Peu importe les motivations, abandonner son enfant paraît impensable. À travers Suzanne, personnage qui donne son nom à son second long métrage, Katell Quillévéré a voulu poser un regard humaniste sur ce geste à nous arracher le coeur. La Presse a rencontré la réalisatrice au Festival d'Angoulême en août dernier.

Quel est le sens de votre propos?

Mon film est parcouru de questions sur les relations parents-enfants sans pour autant apporter de réponses. Je voulais aussi humaniser le geste posé par Suzanne.
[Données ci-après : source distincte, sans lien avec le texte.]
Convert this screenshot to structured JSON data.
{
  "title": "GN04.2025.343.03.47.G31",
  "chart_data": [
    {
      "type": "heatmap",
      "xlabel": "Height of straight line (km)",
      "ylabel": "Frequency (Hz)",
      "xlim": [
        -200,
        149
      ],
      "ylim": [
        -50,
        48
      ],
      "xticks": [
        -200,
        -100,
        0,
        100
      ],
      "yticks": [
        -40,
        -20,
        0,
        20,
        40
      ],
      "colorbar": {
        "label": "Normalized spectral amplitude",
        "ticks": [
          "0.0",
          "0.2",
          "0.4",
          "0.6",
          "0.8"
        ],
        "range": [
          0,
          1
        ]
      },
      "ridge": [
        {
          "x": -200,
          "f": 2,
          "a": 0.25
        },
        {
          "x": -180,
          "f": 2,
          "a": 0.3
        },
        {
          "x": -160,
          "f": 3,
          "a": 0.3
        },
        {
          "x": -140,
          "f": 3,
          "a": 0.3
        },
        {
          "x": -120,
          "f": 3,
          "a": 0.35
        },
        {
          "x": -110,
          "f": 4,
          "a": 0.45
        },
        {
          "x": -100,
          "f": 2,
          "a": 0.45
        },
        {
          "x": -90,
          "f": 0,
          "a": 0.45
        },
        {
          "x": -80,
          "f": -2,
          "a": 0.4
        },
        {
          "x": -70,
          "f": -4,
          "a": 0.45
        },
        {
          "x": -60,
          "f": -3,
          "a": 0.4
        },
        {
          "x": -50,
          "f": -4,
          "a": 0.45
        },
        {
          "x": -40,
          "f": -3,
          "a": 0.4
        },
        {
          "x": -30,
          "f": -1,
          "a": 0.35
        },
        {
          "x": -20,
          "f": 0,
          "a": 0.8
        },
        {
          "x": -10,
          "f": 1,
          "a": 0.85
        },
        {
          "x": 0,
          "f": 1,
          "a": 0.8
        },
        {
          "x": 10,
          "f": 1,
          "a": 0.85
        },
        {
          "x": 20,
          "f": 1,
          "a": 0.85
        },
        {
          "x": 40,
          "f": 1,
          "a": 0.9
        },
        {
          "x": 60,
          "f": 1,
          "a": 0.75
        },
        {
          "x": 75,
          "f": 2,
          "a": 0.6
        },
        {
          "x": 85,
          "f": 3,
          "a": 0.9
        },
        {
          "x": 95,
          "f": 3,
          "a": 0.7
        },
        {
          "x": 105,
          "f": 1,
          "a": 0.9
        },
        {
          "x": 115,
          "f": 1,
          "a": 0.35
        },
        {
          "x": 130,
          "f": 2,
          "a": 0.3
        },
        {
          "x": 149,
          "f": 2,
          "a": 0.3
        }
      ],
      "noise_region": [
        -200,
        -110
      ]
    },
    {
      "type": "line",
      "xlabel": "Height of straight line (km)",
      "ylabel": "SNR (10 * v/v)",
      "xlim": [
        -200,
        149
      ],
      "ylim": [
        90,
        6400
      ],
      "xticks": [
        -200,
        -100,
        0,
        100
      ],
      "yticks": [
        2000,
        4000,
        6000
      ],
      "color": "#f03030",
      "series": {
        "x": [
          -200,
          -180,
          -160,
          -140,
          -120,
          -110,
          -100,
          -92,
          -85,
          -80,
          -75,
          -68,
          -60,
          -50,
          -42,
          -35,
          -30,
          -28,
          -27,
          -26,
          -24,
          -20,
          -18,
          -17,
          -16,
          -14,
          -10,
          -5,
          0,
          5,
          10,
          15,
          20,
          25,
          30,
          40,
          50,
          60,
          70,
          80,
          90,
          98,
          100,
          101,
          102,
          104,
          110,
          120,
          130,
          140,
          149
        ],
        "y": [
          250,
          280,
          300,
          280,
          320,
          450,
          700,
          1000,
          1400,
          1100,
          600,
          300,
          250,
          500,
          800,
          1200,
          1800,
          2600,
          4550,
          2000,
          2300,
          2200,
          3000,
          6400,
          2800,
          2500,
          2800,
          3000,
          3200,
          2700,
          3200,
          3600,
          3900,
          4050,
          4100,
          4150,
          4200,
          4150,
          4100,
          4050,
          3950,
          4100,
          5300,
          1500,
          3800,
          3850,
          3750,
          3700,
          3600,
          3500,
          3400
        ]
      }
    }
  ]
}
Est-ce quelque chose qu'on peut vraiment juger? Je voulais montrer qu'on peut aimer son enfant et ne pas pouvoir l'élever. C'est quelque chose qui paraît impensable mais qui est possible. Le cinéma permet de regarder autrement et avec plus d'humanité des gens qu'on jugerait un peu vite si on les croisait. Je pense que cette Suzanne a besoin de combler un manque d'amour avant de pouvoir être mère.

Une mère disparue et un père camionneur, donc souvent absent. Pourquoi ce choix?

J'ai une fascination pour les camions. Je les trouve très beaux. J'ai aussi remarqué cette fierté chez les enfants de routiers. Mais ce symbole, très fort à l'enfance, se retourne à l'adolescence. On n'a pas forcément envie que papa vienne nous chercher en camion au lycée. Dans le film, le camion apporte un côté romanesque - la route, le voyage - à l'histoire. Il y a certainement une influence américaine là-dedans.

Voilà une histoire sombre campée dans un beau décor naturel. Pourquoi ce contraste?

J'avais envie de lumière et j'ai choisi le sud de la France. La séquence finale [magnifique: ndlr] a été filmée en Camargue. Je trouvais plus intéressant d'aller vers l'été, la chaleur, la lumière, que d'aller tourner cette histoire dans les villes du Nord. On y aurait trouvé une forme de redondance.